Wie Hänni betont, kam der Terrorismus-Diskurs erst Anfang der 1970er Jahre auf - insbesondere nach dem Münchner Olympia-Attentat (1972). Ab diesem Zeitpunkt habe eine "systematische Wissensproduktion" eingesetzt, die Terrorismus als "neues Phänomen und Problem" charakterisierte und untersuchte, wie man es bekämpfen könne (42-46). Es kam zur Einrichtung von Datenbanken und Forschungseinrichtungen sowie zu einer merklichen Steigerung in Sachen Publikationen und Konferenzen zu dieser Thematik. Insbesondere bildete sich eine "verhältnismäßig kleine, aber eng vernetzte Gruppe" selbsternannter Experten heraus, die als "diskursmächtige, legitime Sprecher" eine Schlüsselrolle bei der "Konstruktion der terroristischen Bedrohung" spielten (54f.). Da die Experten überwiegend konservativen Denkfabriken angehörten oder dem Sicherheitsapparat nahestanden, ist es nicht überraschend, dass ihre Positionen der Prämisse des sich Ende der 1970er Jahre verschärfenden Kalten Krieges folgten. Folglich wurden terroristische Akteure aus unterschiedlichen Kontexten unter dem Gesichtspunkt eines angeblich von der Sowjetunion gesteuerten globalen Netzwerks subsummiert, dessen Ziel die Destabilisierung der westlichen Demokratien sei. Die Durchsetzung dieser Interpretation trug das ihre dazu bei, Ambitionen in Richtung einer Erhöhung des Militärbudgets, Aufrüstung und einer interventionistischen Strategie in Lateinamerika und im Nahen Osten mit zu legitimieren. Der Terrorismus-Diskurs habe so zur "Lenkung von Denken, Verhalten und Handeln von Individuen und Gruppen" beigetragen (284).

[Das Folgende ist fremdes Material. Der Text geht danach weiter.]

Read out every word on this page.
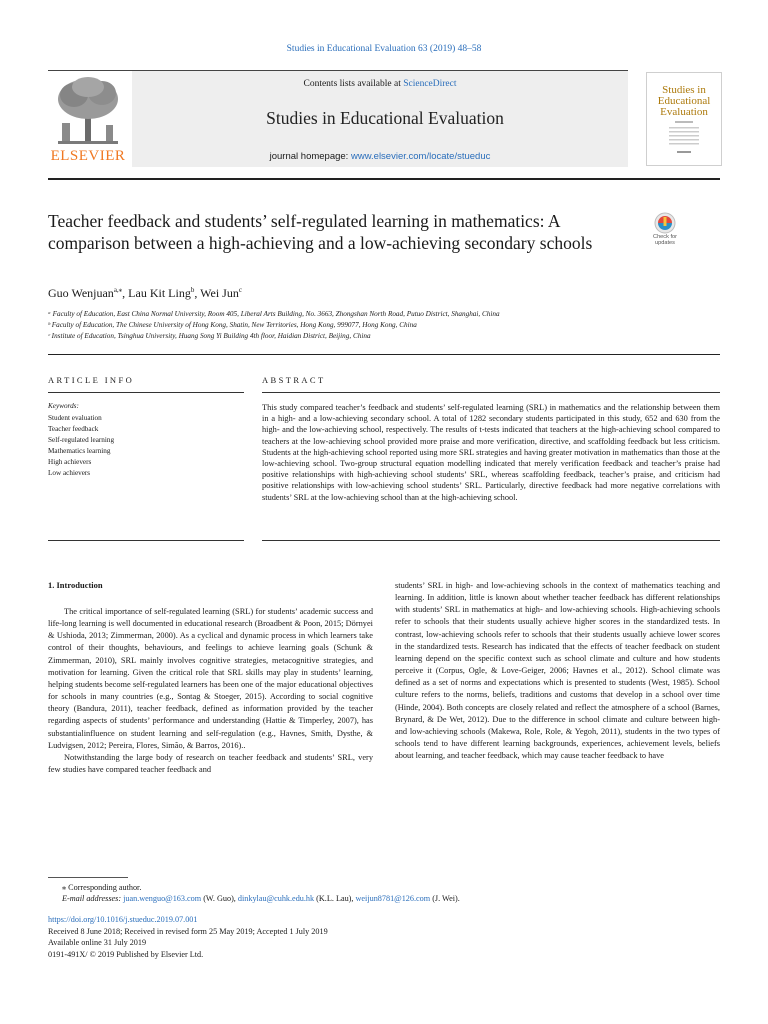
Studies in Educational Evaluation 63 (2019) 48–58
ELSEVIER
Contents lists available at ScienceDirect
Studies in Educational Evaluation
journal homepage: www.elsevier.com/locate/stueduc
Studies in Educational Evaluation
Teacher feedback and students’ self-regulated learning in mathematics: A comparison between a high-achieving and a low-achieving secondary schools	Check for updates
Guo Wenjuan$^{a,⁎}$, Lau Kit Ling$^b$, Wei Jun$^c$
ᵃ Faculty of Education, East China Normal University, Room 405, Liberal Arts Building, No. 3663, Zhongshan North Road, Putuo District, Shanghai, China
ᵇ Faculty of Education, The Chinese University of Hong Kong, Shatin, New Territories, Hong Kong, 999077, Hong Kong, China
ᶜ Institute of Education, Tsinghua University, Huang Song Yi Building 4th floor, Haidian District, Beijing, China
ARTICLE INFO	ABSTRACT
Keywords:
Student evaluation
Teacher feedback
Self-regulated learning
Mathematics learning
High achievers
Low achievers
This study compared teacher’s feedback and students’ self-regulated learning (SRL) in mathematics and the relationship between them in a high- and a low-achieving secondary school. A total of 1282 secondary students participated in this study, 652 and 630 from the high- and the low-achieving school, respectively. The results of t-tests indicated that teachers at the high-achieving school compared to teachers at the low-achieving school provided more praise and more verification, directive, and scaffolding feedback but less criticism. Students at the high-achieving school reported using more SRL strategies and having greater motivation in mathematics than those at the low-achieving school. Two-group structural equation modelling indicated that merely verification feedback and teacher’s praise had positive relationships with high-achieving school students’ SRL, whereas scaffolding feedback, teacher’s praise, and criticism had positive relationships with low-achieving school students’ SRL. Particularly, directive feedback had more negative correlations with students’ SRL at the low-achieving school than at the high-achieving school.
1. Introduction

The critical importance of self-regulated learning (SRL) for students’ academic success and life-long learning is well documented in educational research (Broadbent & Poon, 2015; Dörnyei & Ushioda, 2013; Zimmerman, 2000). As a cyclical and dynamic process in which learners take control of their thoughts, behaviours, and feelings to achieve learning goals (Schunk & Zimmerman, 2010), SRL mainly involves cognitive strategies, metacognitive strategies, and motivation for learning. Given the critical role that SRL skills may play in students’ learning, helping students become self-regulated learners has been one of the major educational objectives for schools in many countries (e.g., Sontag & Stoeger, 2015). According to social cognitive theory (Bandura, 2011), teacher feedback, defined as information provided by the teacher regarding aspects of students’ performance and understanding (Hattie & Timperley, 2007), has substantialinfluence on student learning and self-regulation (e.g., Havnes, Smith, Dysthe, & Ludvigsen, 2012; Pereira, Flores, Simão, & Barros, 2016)..

Notwithstanding the large body of research on teacher feedback and students’ SRL, very few studies have compared teacher feedback and

students’ SRL in high- and low-achieving schools in the context of mathematics teaching and learning. In addition, little is known about whether teacher feedback has different relationships with students’ SRL in mathematics at high- and low-achieving schools. High-achieving schools refer to schools that their students usually achieve higher scores in the standardized tests. In contrast, low-achieving schools refer to schools that their students usually achieve lower scores in the standardized tests. Research has indicated that the effects of teacher feedback on student learning depend on the specific context such as school climate and culture and how students perceive it (Corpus, Ogle, & Love-Geiger, 2006; Havnes et al., 2012). School climate was defined as a set of norms and expectations which is presented to students (West, 1985). School culture refers to the norms, beliefs, traditions and customs that develop in a school over time (Hinde, 2004). Both concepts are closely related and reflect the atmosphere of a school (Barnes, Brynard, & De Wet, 2012). Due to the difference in school climate and culture between high- and low-achieving schools (Makewa, Role, Role, & Yegoh, 2011), students in the two types of schools tend to have different learning backgrounds, experiences, achievement levels, beliefs about learning, and teacher feedback, which may cause teacher feedback to have
⁎ Corresponding author.
E-mail addresses: juan.wenguo@163.com (W. Guo), dinkylau@cuhk.edu.hk (K.L. Lau), weijun8781@126.com (J. Wei).
https://doi.org/10.1016/j.stueduc.2019.07.001
Received 8 June 2018; Received in revised form 25 May 2019; Accepted 1 July 2019
Available online 31 July 2019
0191-491X/ © 2019 Published by Elsevier Ltd.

Hänni konzentriert sich auf einige Fallstudien, um die dafür notwendige Wissensproduktion zu beleuchten. So gilt das 1981 erschienene Buch "The Terror Network" der Journalistin Claire Sterling als der "repräsentativste, einflussreichste und konstitutivste Einzeltext des amerikanischen Terrorismusdiskurses der frühen 1980er Jahre" (95). Laut Sterling versorgte Moskau das weltweite Netz des Terrorismus mit all jenen Gütern, "die dieser braucht, um die westlichen Demokratien zu unterminieren". [1] Nicht umsonst verwies US-Außenminister Alexander Haig auf seiner ersten Pressekonferenz im Februar 1981 auf das Buch und klagte die UdSSR öffentlich an.

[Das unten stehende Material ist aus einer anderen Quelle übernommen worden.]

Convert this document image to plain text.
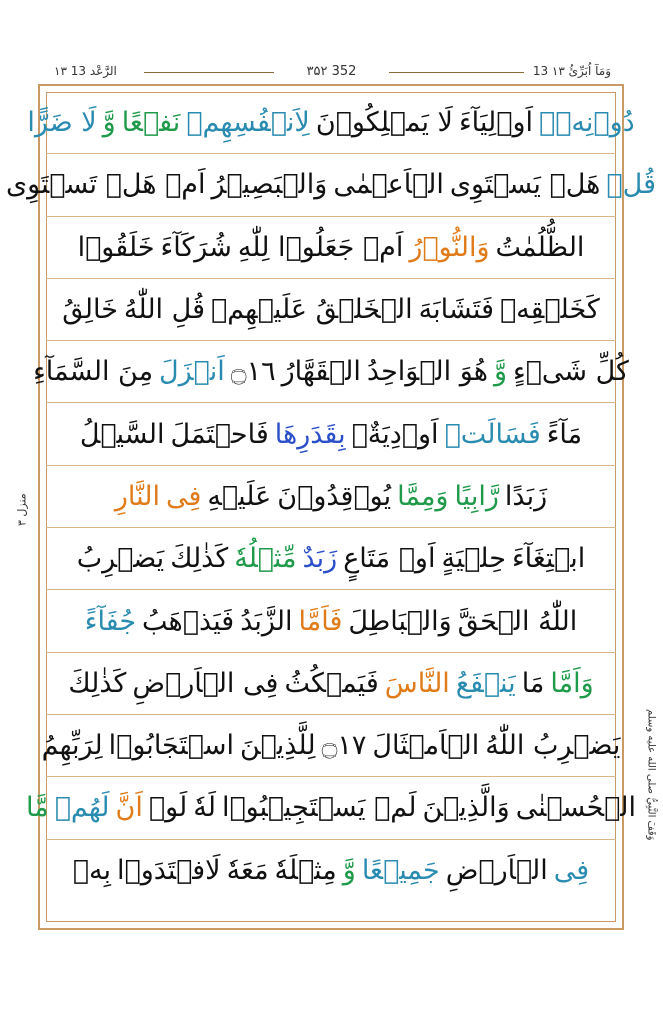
۱۳ الرَّعْد 13	۳۵۲ 352	13 وَمَآ اُبَرِّئُ ۱۳
دُوۡنِهٖۤ
اَوۡلِيَآءَ
لَا يَمۡلِكُوۡنَ
لِاَنۡفُسِهِمۡ
نَفۡعًا
وَّ
لَا ضَرًّا
قُلۡ
هَلۡ يَسۡتَوِى
الۡاَعۡمٰى
وَالۡبَصِيۡرُ
اَمۡ هَلۡ تَسۡتَوِى
الظُّلُمٰتُ
وَالنُّوۡرُ
اَمۡ جَعَلُوۡا لِلّٰهِ
شُرَكَآءَ
خَلَقُوۡا
كَخَلۡقِهٖ
فَتَشَابَهَ
الۡخَلۡقُ عَلَيۡهِمۡ
قُلِ اللّٰهُ
خَالِقُ
كُلِّ شَىۡءٍ
وَّ
هُوَ الۡوَاحِدُ
الۡقَهَّارُ
۝١٦
اَنۡزَلَ
مِنَ السَّمَآءِ
مَآءً
فَسَالَتۡ
اَوۡدِيَةٌۢ
بِقَدَرِهَا
فَاحۡتَمَلَ
السَّيۡلُ
زَبَدًا
رَّابِيًا
وَمِمَّا
يُوۡقِدُوۡنَ
عَلَيۡهِ
فِى
النَّارِ
ابۡتِغَآءَ
حِلۡيَةٍ
اَوۡ مَتَاعٍ
زَبَدٌ
مِّثۡلُهٗ
كَذٰلِكَ
يَضۡرِبُ
اللّٰهُ الۡحَقَّ
وَالۡبَاطِلَ
فَاَمَّا
الزَّبَدُ
فَيَذۡهَبُ
جُفَآءً
وَاَمَّا
مَا
يَنۡفَعُ
النَّاسَ
فَيَمۡكُثُ
فِى الۡاَرۡضِ
كَذٰلِكَ
يَضۡرِبُ اللّٰهُ
الۡاَمۡثَالَ
۝١٧
لِلَّذِيۡنَ
اسۡتَجَابُوۡا
لِرَبِّهِمُ
الۡحُسۡنٰى
وَالَّذِيۡنَ
لَمۡ يَسۡتَجِيۡبُوۡا
لَهٗ
لَوۡ
اَنَّ
لَهُمۡ
مَّا
فِى
الۡاَرۡضِ
جَمِيۡعًا
وَّ
مِثۡلَهٗ
مَعَهٗ
لَافۡتَدَوۡا
بِهٖ
منزل ۳
وَقَفَ النَّبِيُّ صلى الله عليه وسلم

Um ihre Behauptungen zu untermauern, ging Sterling auf den damals einschlägig bekannten Terroristen Ilich Ramírez Sánchez ("Carlos") und dessen angebliches KGB-Training ein. Ferner sah sie in dem von Paris aus agierenden Menschenrechtsaktivisten Henri Curiel einen Koordinator in Sachen internationaler Terrorismus. Doch wie Hänni aufgrund von Recherchen im Nachlass von Sterling nachweist, basierte die Darstellung von "Carlos" auf einem manipulierten Dokument, das der französische Auslandsnachrichtendienst SDECE der Autorin zugespielt hatte (129). In Bezug auf Curiel übernahm Sterling beinahe wörtlich "ganze Passagen" aus einer weiteren SDECE-Desinformation (146). Aber auch "schwarze Propaganda" der CIA hatte direkt Eingang in "The Terror Network" gefunden (165).

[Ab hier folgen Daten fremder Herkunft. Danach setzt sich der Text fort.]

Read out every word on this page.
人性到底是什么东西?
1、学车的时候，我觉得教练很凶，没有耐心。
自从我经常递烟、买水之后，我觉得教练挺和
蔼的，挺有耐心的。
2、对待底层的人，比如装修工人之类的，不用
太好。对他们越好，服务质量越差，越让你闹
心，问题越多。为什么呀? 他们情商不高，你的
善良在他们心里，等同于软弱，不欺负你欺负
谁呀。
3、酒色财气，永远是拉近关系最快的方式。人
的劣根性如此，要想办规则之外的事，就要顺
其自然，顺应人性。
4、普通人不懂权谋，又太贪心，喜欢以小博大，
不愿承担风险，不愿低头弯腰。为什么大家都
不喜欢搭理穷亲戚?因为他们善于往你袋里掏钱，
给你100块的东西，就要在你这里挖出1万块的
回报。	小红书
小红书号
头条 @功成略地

In einer internen Einschätzung kam die US-Geheimdienst-Community dagegen zu dem Schluss, dass viele terroristische Akteure "keine sowjetische Kontrolle oder Lenkung" akzeptieren würden, so Hänni (198). Das hinderte die Reagan-Administration aber nicht, das US-Engagement im Libanon sowie in Grenada, Nicaragua und El Salvador im Verlauf der 1980er Jahre mit dem Hinweis auf die sowjetische/terroristische Bedrohung zu rechtfertigen. Symbolischer Höhepunkt war 1986 ein Luftschlag gegen Libyen, nachdem Reagan zwei Jahre zuvor militärische Gewalt als Mittel zur präventiven Bekämpfung des Terrorismus per Direktive festgelegt hatte. Der regierungsnahe Terrorismus-Diskurs hatte dieser Entscheidung jahrelang das Feld bereitet, so dass sich spätestens ab 1986 eine Mehrheit der US-Bevölkerung dafür aussprach. Diese Militarisierung der Anti-Terror-Politik sollte sich Ende der 1980er Jahre wieder in Richtung Strafverfolgung zurückverschieben.
Spätestens nach 2001 erlebte das Konzept vom "War on Terrorism" eine Renaissance. Auch einige der verantwortlichen Entscheidungsträger aus den 1980er Jahren erfüllten von neuem Funktionen bei der Gestaltung dieses Prozesses. Jedenfalls sei damals der Weg für die "Normalisierung und Institutionalisierung" der militärischen Terrorismusbekämpfung samt gezielter Tötungen während der Präsidentschaften von Bush und Obama bereitet worden (335). Unter dem Strich handelt es sich um ein wichtiges und gut lesbares Buch, das dazu anregt, gängige Annahmen zu hinterfragen. Auch der Hinweis auf den strategischen Einsatz von "Fake News" macht die Lektüre hochaktuell. Dass man den Vergleich zwischen den 1980er Jahren und der heutigen Zeit noch etwas schärfer hätte herausarbeiten können, tut dem Erkenntnisgewinn keinen Abbruch.
Anmerkung:
[1] Interview: Netzwerk des Kreml?, in: profil Nr. 20 (1981), 18f.